Note To Self

When Freestyle Fails, Breaststroke

In her latest Note To Self, FW editor Emily Brooks explores the power of grit.

By Emily J. Brooks

Note To Self

In her latest Note To Self, FW editor Emily Brooks explores the power of grit.

By Emily J. Brooks

My mum is an unassuming hard arse. To paint a real picture, she is a softly spoken, middle class, white woman with a blonde bob and the titanium attitude of a farmer’s daughter. She can rid mice of life by the swing of their tail. That’s not a poem, or a joke. One of my favourite pastimes is seeking her advice which includes, but is not limited to, advice on sleep (“You can sleep when you’re dead”), advice on back pain (“Have a glass of wine”) and advice on handling arguments and/or coping with annoying traits your partner will never lose in the course of your relationship (“You just get over it”). But one of my All Time Favourites is in the realm of coping with work: “You just have to push through it”. You just have to push through it. Thanks, mum. My colleague, Kate, has a similar mother with similar hard arse advice dished out between pottery classes: “Get some sleep. Have a healthy dinner. You always get it done. Try not to stress.” Try not to stress. Kate hadn’t tried that yet. Thanks, mum.

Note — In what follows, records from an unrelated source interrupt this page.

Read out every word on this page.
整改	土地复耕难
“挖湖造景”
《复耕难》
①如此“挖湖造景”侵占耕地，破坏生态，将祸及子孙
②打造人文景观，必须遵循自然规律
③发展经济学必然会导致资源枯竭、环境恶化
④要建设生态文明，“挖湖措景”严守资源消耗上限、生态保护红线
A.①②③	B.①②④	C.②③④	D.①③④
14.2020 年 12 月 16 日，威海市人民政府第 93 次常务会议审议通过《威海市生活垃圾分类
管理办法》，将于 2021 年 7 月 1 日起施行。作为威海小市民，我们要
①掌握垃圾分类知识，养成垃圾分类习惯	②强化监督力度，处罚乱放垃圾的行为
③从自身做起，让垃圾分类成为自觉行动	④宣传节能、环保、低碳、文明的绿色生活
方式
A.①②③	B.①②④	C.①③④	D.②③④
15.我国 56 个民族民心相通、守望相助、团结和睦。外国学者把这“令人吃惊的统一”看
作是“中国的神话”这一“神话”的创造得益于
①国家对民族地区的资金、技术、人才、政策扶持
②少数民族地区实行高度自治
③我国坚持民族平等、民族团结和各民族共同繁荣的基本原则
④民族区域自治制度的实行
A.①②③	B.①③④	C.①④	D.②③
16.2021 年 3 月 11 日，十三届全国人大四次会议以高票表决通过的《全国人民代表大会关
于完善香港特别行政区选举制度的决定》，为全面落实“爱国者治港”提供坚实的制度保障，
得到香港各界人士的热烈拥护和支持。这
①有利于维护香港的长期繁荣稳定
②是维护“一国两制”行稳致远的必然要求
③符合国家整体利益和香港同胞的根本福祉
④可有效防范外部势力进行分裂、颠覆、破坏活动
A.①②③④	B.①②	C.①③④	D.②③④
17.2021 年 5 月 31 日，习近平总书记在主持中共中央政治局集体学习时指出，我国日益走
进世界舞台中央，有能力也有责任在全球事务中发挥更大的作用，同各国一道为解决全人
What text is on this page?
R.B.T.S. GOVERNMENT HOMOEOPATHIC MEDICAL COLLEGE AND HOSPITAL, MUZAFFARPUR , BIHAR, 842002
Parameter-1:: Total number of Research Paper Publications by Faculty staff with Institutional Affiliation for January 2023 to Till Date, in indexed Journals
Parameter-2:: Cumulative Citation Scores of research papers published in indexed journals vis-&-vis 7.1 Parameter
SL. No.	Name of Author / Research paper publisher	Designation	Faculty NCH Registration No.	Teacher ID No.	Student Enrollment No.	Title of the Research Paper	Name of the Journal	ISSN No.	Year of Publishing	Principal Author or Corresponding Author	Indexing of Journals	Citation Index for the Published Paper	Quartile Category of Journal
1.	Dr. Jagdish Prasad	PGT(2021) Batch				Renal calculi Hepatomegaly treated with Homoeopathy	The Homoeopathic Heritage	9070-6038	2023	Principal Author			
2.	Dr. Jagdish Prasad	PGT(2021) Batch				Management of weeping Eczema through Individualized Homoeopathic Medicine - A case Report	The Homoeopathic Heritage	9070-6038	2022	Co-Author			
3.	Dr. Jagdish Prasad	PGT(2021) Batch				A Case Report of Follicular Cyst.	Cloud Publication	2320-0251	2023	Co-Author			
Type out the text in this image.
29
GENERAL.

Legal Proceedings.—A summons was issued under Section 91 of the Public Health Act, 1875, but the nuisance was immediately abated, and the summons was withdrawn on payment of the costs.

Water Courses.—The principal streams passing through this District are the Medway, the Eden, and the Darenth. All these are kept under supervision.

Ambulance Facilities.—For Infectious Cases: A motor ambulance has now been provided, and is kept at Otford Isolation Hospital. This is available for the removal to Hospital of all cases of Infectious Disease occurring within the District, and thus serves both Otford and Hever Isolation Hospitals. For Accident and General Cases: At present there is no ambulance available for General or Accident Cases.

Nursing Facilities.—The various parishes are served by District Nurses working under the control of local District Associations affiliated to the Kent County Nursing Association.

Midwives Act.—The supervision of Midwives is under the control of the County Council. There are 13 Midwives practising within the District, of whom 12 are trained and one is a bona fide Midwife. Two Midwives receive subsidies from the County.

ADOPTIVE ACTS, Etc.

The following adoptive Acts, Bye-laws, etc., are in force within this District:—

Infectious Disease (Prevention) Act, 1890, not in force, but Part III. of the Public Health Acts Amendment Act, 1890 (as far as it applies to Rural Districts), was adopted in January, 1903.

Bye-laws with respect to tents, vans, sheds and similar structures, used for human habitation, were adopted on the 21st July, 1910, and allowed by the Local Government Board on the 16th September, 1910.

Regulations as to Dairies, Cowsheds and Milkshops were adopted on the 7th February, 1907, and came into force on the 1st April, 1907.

You’d think this is a story about resilience, which is where I could take it, or mums, which it kind of is. But I am talking mainly about endurance here. When my mum told me to push through it, it wasn’t pushing through a professional crisis, or failure, or even overwork. It wasn’t about handling adversity but handling the monotony full-time work and full-time life sometimes brings with it. Especially when it is August, and you weren’t smart enough to take a holiday in July. And in a failed moment of endurance, after I didn’t listen to my mum, I stumbled across another piece of wisdom. This time from James Baldwin: “Talent is insignificant. I know a lot of talented ruins. Beyond talent lie all the usual words: discipline, love, luck, but, most of all, endurance.” Mum was right? And in the middle of August, as the year feels both done and far from over, we could all do with the literary equivalent of Gatorade to help us endure the next few months. And that, my friends, is not James Baldwin or my mum. That is Grit.